Ryan York, chair of the Blood Bank's Board of Directors, said that the long-awaited sale of the building was finalized Thursday. He said the Blood Bank, a nonprofit, had to pay a commercial real estate broker roughly $36,000 and the remainder of the proceeds from the sale would go toward paying off the multimillion-dollar loan the Blood Bank took out to help pay for its brand new building in East Anchorage.
The Blood Bank moved into its new, 57,000-square-foot, $45 million building in East Anchorage in February, leaving behind the smaller, 12,400-square-foot Laurel Street building in the U-Med District.
The new Blood Bank building has since drawn public scrutiny and in August, a group of whistle-blowing employees filed a complaint with the Food and Drug Administration, claiming that the Blood Bank was shipping blood to California for a profit in order to afford its loan payments. The Blood Bank has said it is sending blood away, but only units that are close to their expiration dates so that they don't go to waste.
In a statement Monday, the Blood Bank said the new building allowed it to consolidate four locations into one, including the Laurel Street building, and gave it better capability to manage daily operations and respond to possible emergencies or natural disasters.
York said Monday that the Blood Bank still owed about $4.8 million on its loan from the Alaska Industrial Development and Export Authority, a state low-interest lending agency. The loan originally totaled $8.5 million.
York said he expected the Blood Bank to continue to pay off the debt using donations it received through fundraising, as well as with revenues from general operations.

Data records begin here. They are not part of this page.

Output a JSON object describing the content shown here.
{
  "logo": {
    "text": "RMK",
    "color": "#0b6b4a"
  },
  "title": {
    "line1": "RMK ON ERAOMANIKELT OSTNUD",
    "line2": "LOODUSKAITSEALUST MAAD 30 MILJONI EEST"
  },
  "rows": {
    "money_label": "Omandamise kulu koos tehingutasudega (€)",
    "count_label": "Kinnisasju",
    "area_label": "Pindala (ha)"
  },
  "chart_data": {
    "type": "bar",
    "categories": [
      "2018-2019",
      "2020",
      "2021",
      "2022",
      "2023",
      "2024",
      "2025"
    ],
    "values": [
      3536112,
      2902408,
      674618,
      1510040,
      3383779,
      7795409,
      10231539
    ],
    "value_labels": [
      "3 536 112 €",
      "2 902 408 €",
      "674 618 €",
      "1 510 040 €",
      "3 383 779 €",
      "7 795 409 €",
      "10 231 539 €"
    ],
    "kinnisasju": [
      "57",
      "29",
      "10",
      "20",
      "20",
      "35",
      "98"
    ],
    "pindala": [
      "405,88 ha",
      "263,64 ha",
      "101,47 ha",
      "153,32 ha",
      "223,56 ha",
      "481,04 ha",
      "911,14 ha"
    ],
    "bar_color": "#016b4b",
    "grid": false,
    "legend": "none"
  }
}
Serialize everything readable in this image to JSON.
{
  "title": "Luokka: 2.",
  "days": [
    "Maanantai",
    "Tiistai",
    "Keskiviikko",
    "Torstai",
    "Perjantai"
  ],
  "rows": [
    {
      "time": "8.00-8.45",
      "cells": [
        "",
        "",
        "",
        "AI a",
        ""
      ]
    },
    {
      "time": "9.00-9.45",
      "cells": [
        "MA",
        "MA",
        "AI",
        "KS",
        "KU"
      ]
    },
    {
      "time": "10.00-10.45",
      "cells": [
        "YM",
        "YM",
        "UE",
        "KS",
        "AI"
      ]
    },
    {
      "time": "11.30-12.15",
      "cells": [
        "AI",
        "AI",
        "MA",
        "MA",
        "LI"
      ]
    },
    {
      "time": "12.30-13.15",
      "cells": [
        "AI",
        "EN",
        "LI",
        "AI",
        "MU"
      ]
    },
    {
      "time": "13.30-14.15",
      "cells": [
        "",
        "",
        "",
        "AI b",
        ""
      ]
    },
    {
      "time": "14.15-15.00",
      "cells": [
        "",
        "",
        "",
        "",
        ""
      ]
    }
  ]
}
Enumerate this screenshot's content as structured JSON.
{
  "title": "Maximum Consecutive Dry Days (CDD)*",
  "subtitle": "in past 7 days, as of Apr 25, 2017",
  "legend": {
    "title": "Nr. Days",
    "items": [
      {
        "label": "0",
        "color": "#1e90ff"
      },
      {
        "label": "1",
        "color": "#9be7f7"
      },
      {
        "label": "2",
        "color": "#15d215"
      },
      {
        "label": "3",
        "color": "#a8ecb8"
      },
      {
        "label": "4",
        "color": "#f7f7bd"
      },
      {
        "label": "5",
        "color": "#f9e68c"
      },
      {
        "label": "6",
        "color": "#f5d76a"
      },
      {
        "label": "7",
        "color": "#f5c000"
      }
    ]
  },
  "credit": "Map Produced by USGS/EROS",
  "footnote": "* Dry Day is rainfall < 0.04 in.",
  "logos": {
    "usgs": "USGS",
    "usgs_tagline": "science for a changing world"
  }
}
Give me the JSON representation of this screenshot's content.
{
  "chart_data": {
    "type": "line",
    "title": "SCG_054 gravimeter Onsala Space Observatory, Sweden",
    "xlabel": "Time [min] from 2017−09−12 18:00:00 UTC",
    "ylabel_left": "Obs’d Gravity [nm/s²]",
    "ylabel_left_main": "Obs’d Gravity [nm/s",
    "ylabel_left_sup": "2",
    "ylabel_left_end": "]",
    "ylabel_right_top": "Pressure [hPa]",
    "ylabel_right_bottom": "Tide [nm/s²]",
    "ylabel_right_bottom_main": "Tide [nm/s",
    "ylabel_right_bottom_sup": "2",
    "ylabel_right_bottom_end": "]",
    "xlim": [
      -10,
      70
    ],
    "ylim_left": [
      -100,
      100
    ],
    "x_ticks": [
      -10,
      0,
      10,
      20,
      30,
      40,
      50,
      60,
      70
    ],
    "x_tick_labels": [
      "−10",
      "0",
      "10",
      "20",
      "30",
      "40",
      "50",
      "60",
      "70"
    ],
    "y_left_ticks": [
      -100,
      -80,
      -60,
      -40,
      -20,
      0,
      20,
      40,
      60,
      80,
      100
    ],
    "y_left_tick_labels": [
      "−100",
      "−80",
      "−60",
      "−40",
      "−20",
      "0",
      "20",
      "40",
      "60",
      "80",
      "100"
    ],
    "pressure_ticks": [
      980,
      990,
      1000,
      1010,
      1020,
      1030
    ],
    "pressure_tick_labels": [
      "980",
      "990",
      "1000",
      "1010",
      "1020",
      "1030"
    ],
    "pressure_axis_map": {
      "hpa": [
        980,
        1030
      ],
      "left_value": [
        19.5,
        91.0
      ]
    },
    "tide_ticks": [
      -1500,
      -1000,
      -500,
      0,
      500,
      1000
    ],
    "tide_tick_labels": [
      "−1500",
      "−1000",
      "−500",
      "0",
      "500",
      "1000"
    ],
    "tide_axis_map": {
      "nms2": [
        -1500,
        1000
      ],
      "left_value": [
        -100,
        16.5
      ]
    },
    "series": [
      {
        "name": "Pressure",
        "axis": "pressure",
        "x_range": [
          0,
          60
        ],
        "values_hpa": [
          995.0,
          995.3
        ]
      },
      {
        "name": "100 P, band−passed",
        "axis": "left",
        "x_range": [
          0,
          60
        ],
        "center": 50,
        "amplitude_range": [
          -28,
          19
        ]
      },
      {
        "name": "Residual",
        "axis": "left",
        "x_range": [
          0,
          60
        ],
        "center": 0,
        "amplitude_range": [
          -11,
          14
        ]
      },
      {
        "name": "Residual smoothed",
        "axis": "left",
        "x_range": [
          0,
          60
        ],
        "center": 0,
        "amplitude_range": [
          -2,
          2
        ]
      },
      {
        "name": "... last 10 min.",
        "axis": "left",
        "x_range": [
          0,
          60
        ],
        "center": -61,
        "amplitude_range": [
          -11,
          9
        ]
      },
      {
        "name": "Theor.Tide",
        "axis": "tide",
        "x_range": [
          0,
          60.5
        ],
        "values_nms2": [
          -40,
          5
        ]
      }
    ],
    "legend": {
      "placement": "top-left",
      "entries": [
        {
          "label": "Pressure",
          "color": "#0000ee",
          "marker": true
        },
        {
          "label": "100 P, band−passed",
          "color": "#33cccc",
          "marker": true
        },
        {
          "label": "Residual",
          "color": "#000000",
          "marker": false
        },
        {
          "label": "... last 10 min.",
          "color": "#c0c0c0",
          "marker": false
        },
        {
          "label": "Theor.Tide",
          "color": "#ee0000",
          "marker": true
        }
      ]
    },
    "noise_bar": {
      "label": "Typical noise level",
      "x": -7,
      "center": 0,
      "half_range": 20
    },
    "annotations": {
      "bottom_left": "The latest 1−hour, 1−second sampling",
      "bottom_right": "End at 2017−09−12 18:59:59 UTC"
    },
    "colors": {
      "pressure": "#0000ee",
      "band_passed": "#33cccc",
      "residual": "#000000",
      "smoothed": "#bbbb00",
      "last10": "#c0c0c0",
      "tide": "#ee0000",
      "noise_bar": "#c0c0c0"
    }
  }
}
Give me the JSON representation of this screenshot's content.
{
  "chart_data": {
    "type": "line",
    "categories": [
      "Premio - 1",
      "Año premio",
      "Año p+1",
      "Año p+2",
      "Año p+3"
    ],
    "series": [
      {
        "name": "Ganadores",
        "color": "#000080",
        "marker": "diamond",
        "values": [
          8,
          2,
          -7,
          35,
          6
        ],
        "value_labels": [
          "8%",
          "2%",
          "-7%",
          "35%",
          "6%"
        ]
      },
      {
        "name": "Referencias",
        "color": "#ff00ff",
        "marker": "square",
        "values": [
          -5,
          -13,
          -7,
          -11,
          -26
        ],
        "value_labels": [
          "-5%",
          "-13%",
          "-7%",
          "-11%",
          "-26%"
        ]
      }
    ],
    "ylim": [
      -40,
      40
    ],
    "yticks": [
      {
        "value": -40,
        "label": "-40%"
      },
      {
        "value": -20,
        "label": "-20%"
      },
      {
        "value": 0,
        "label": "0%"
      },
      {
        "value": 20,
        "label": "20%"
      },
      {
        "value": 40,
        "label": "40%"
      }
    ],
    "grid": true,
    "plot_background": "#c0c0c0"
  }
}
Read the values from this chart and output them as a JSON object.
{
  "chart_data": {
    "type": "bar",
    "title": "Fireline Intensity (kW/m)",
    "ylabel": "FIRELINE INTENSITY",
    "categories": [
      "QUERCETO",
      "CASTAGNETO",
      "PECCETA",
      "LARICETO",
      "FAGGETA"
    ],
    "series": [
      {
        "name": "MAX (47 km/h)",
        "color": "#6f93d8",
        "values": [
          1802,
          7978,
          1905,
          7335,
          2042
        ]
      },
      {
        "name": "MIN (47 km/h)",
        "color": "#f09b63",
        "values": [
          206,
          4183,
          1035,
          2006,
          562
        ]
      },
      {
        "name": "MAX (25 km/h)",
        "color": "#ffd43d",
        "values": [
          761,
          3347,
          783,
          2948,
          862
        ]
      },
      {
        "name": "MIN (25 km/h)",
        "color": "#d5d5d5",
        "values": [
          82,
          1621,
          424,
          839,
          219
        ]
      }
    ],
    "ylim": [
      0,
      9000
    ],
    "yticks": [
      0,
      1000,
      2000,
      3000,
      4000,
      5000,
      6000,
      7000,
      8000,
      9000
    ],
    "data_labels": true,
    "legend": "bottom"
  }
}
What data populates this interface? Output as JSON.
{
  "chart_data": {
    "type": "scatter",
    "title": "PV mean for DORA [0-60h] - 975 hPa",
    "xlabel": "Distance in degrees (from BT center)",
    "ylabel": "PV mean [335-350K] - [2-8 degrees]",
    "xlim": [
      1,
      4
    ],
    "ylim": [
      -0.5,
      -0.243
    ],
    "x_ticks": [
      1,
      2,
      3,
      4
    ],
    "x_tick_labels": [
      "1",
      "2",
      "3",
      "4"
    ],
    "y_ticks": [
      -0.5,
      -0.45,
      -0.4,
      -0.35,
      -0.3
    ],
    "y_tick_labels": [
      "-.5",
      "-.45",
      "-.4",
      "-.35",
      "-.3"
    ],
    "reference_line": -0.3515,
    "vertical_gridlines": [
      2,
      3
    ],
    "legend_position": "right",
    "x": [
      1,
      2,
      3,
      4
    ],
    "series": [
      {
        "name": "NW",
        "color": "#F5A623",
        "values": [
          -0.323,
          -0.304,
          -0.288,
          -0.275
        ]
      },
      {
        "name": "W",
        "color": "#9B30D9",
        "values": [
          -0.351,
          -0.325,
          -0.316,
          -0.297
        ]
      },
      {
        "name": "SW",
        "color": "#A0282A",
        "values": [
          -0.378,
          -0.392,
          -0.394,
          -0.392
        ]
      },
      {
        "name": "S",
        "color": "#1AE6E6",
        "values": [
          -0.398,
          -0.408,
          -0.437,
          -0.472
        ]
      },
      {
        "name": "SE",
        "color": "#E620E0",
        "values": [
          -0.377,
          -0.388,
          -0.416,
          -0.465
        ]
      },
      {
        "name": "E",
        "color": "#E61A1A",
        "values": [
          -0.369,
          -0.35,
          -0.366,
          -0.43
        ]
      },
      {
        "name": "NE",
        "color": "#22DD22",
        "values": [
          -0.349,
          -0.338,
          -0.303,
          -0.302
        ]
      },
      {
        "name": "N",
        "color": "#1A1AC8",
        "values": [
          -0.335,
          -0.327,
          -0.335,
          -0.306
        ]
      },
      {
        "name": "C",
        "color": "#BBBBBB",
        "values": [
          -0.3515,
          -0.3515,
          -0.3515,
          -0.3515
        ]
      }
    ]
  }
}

The Blood Bank had received less for the Laurel Street building than previously planned. It had projected earning $2.7 million from the sale of the Laurel Street building, according to a June 2015 presentation about the Blood Bank loan to the board of the state lending agency. York said the building had been appraised at $2.75 million in February 2014, but "much has happened in Anchorage's commercial real estate market since then, all of it negative."
It's unclear what exactly the Laurel Street building will be used for in the future. According to a statement from Chris Bryant, special assistant to the Southcentral Foundation's Resource and Development Department, many of Southcentral Foundation's programs have outgrown their current facilities and the nonprofit "purchased the Laurel Street building because it has ample space to support a clinic or medical office and is strategically located to the SCF campus."
"This building will help to continue to meet the growing needs of our customer-owners," the statement said. "The next step is to determine the highest and best use of the facility. We will then reconfigure the existing property to best provide for our expanding programs."
Correction: This story originally incorrectly referred to the U.S. Food and Drug Administration as the Federal Drug Administration.